What the Internet Cannot Offer

“The heart knows its own bitterness, and a stranger does not share in its joy.” This is a proverb in the Bible.

Recently, there has been much discussion on the internet about loneliness. For the digitally connected, have our relationships grown closer, or have we become more disconnected?

Perhaps we might ask, doesn’t the internet bring together people of the same interests, thinking, and needs? Haven’t we found the antidote to loneliness? But we forget that what people need is not more people, but to care and be cared for. This requires paying a price.

When was the last time you received a letter? Not an e-mail, but a physical letter sent through the mail.

I still remember those days when I would sit at my desk with a pen in hand, scribbling word by word a letter to someone. For this letter, I had to go to the bookstore to search the shelves for a suitable stationery. My pen might have seemed ordinary, but as I wrote every word, I felt as if I had poured my soul into the letter. This was how I paid the price; within the limits of my time and capacity, I had given my best.

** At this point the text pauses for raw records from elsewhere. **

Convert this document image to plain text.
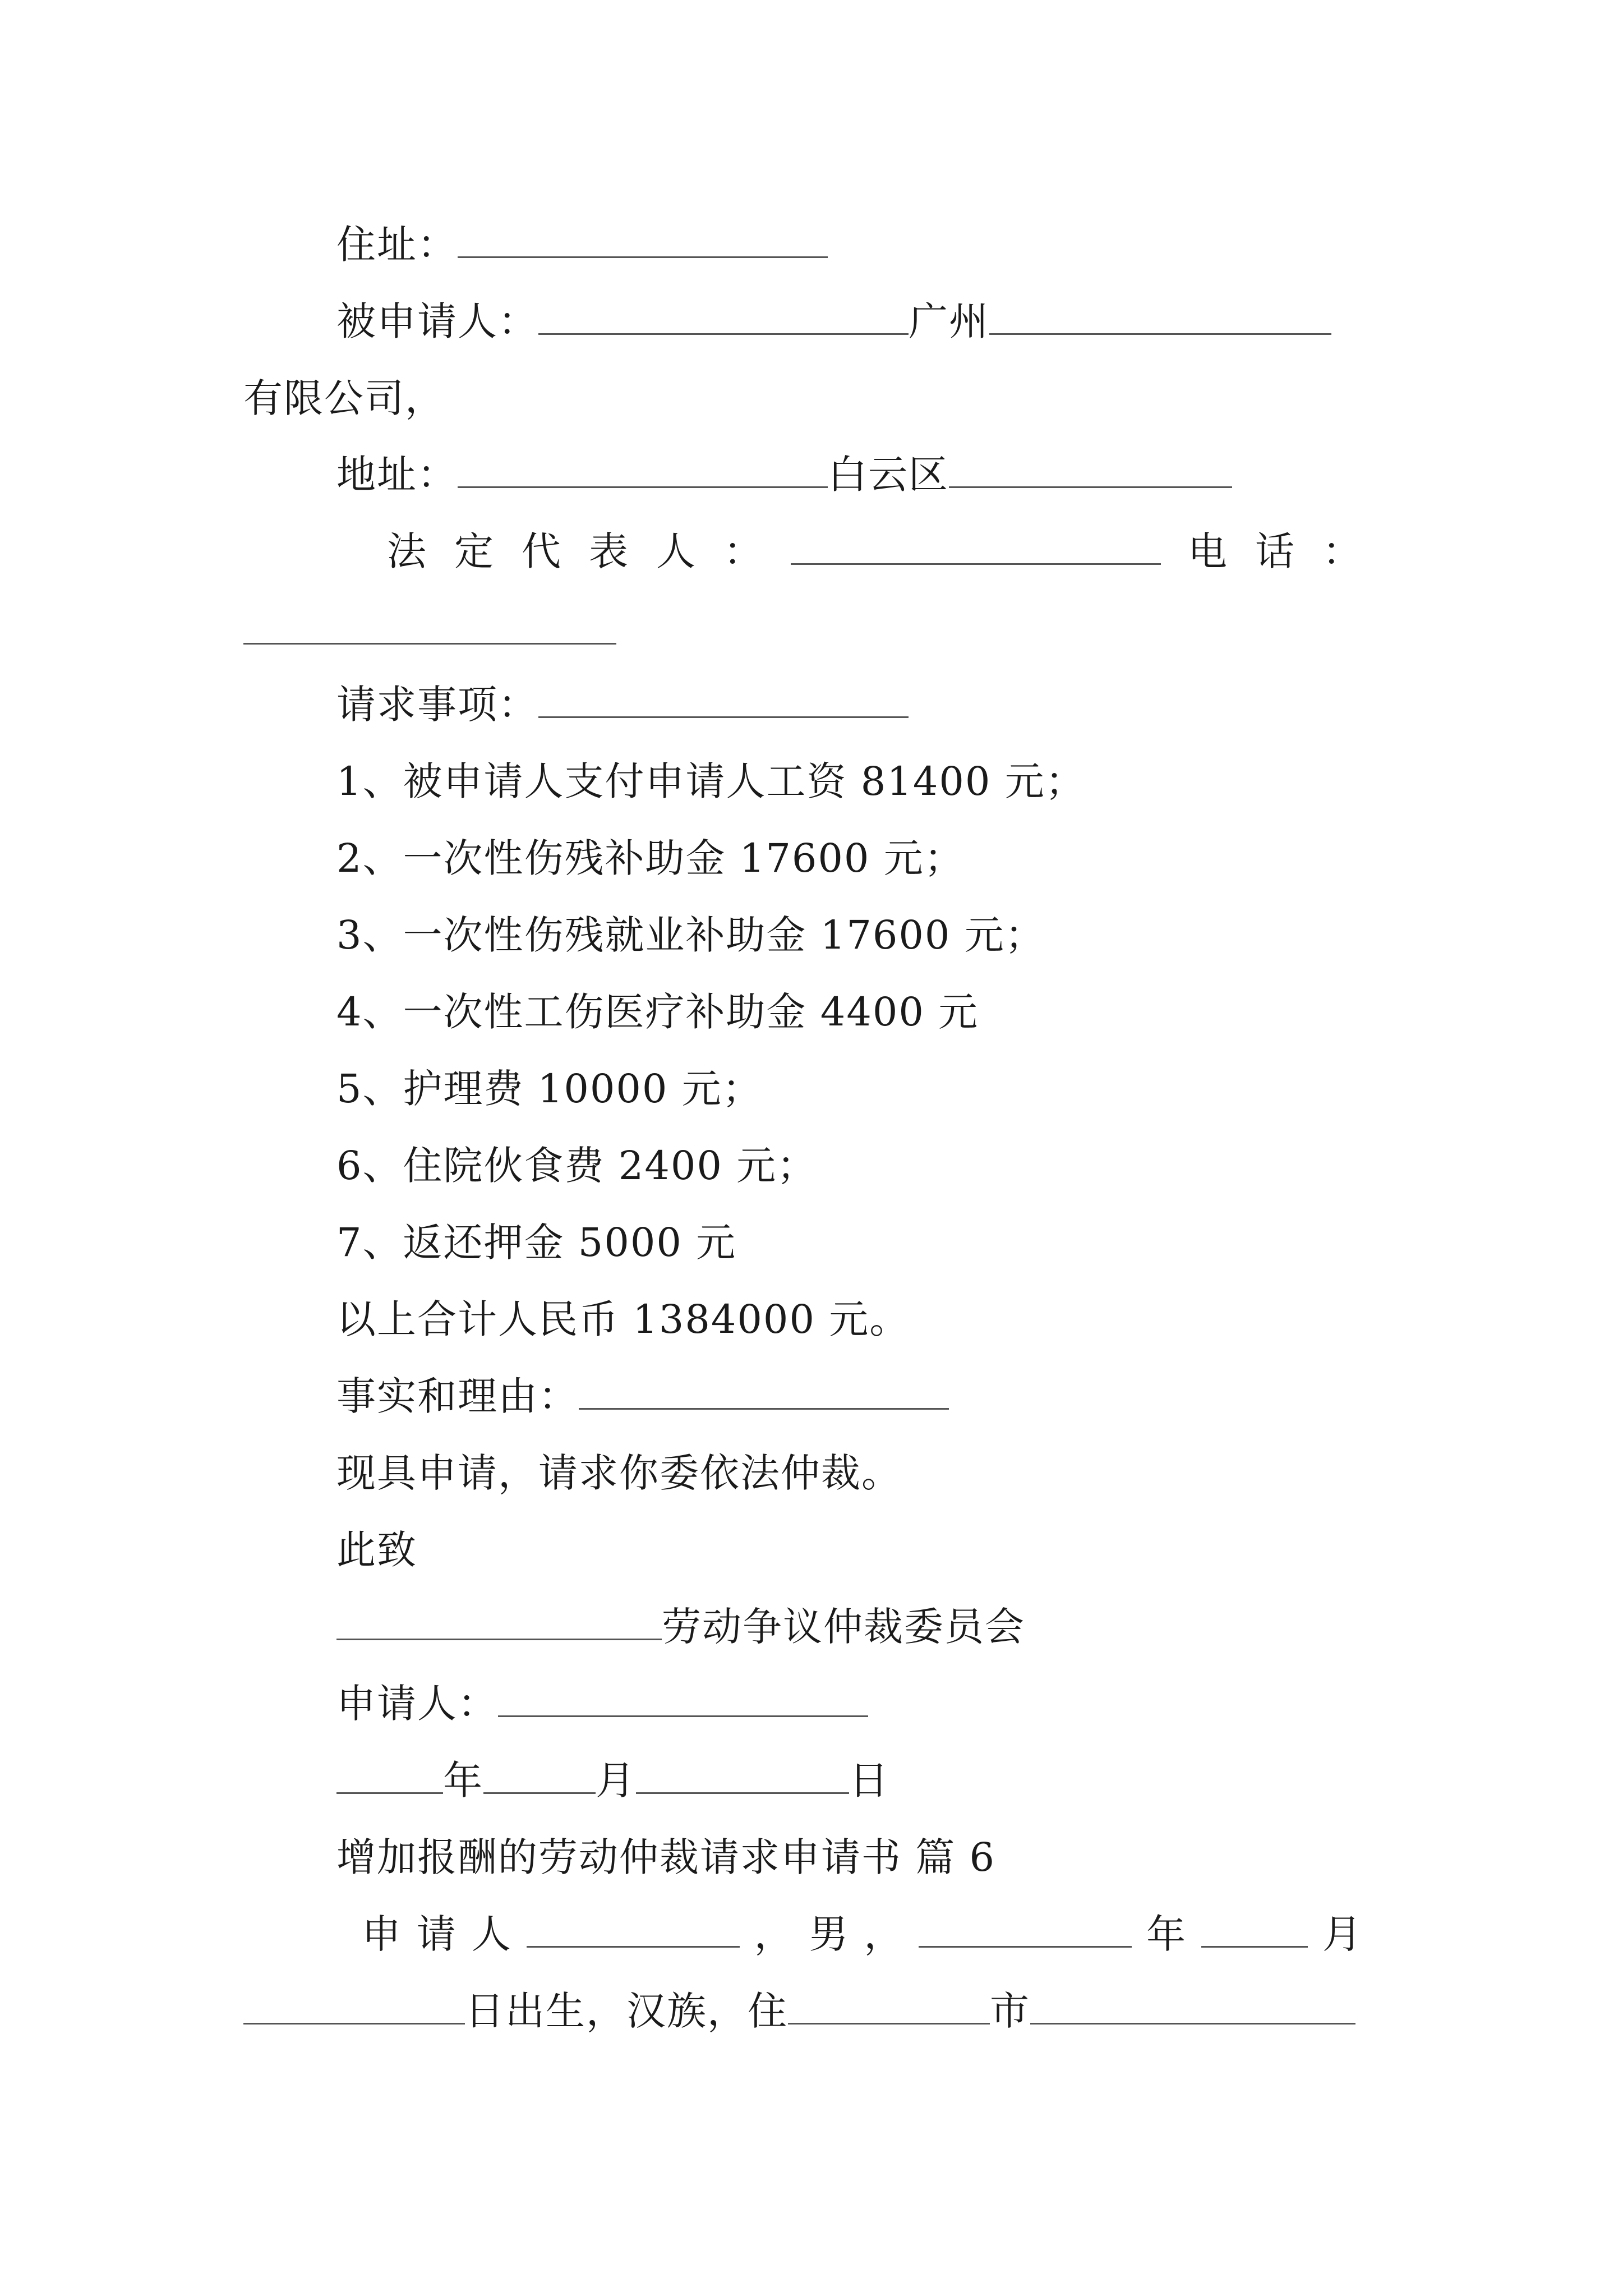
住址：
被申请人：	广州
有限公司，
地址：	白云区
法 定 代 表 人 ：	电 话 ：
请求事项：
1、被申请人支付申请人工资 81400 元；
2、一次性伤残补助金 17600 元；
3、一次性伤残就业补助金 17600 元；
4、一次性工伤医疗补助金 4400 元
5、护理费 10000 元；
6、住院伙食费 2400 元；
7、返还押金 5000 元
以上合计人民币 1384000 元。
事实和理由：
现具申请，请求你委依法仲裁。
此致
劳动争议仲裁委员会
申请人：
年	月	日
增加报酬的劳动仲裁请求申请书 篇 6
申 请 人	， 男 ，	年	月
日出生，汉族，住	市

The internet cannot offer that which requires affectionate love. When a husband and his wife communicate with each other through both of their screens, from different corners of the world, they are not moved to tears because of the HD resolution of FaceTime; they are moved to tears because of the bond they share, a bond that cannot be separated by time and space. The grandparents, while looking at the smiling face of their grandchild on the camera, are not merely witnessing a new life, they are musing over how the father beside that baby was once a child himself. They wonder — when did their son become old enough to have a child of his own? The tragedies in today’s society are wrapped under the fancy façade of modern technologies, and these simple and touching moments are lost, never to be found, even through Facebook’s search engine.

Paul wrote in his epistle: “Yearning in this way over you, we were well pleased to impart to you not only the gospel of God but also our own souls, because you became beloved to us” (1 Thes. 2:8). “Because of this we were comforted because of you, brothers, in all our necessity and affliction, through your faith. Because now we live if you stand firm in the Lord” (1 Thes. 3:7-8). In the church today, there are many Pauls. They do not need Facebook accounts, because they touch our hearts directly. Here there is love. Here there is life. This was Paul paying the price for the church. This is why we treasure this kind of living.

“And whether one member suffers, all the members suffer with it; or one member is glorified, all the members rejoice with it” (1 Cor. 12:26). This is the truth in the Bible.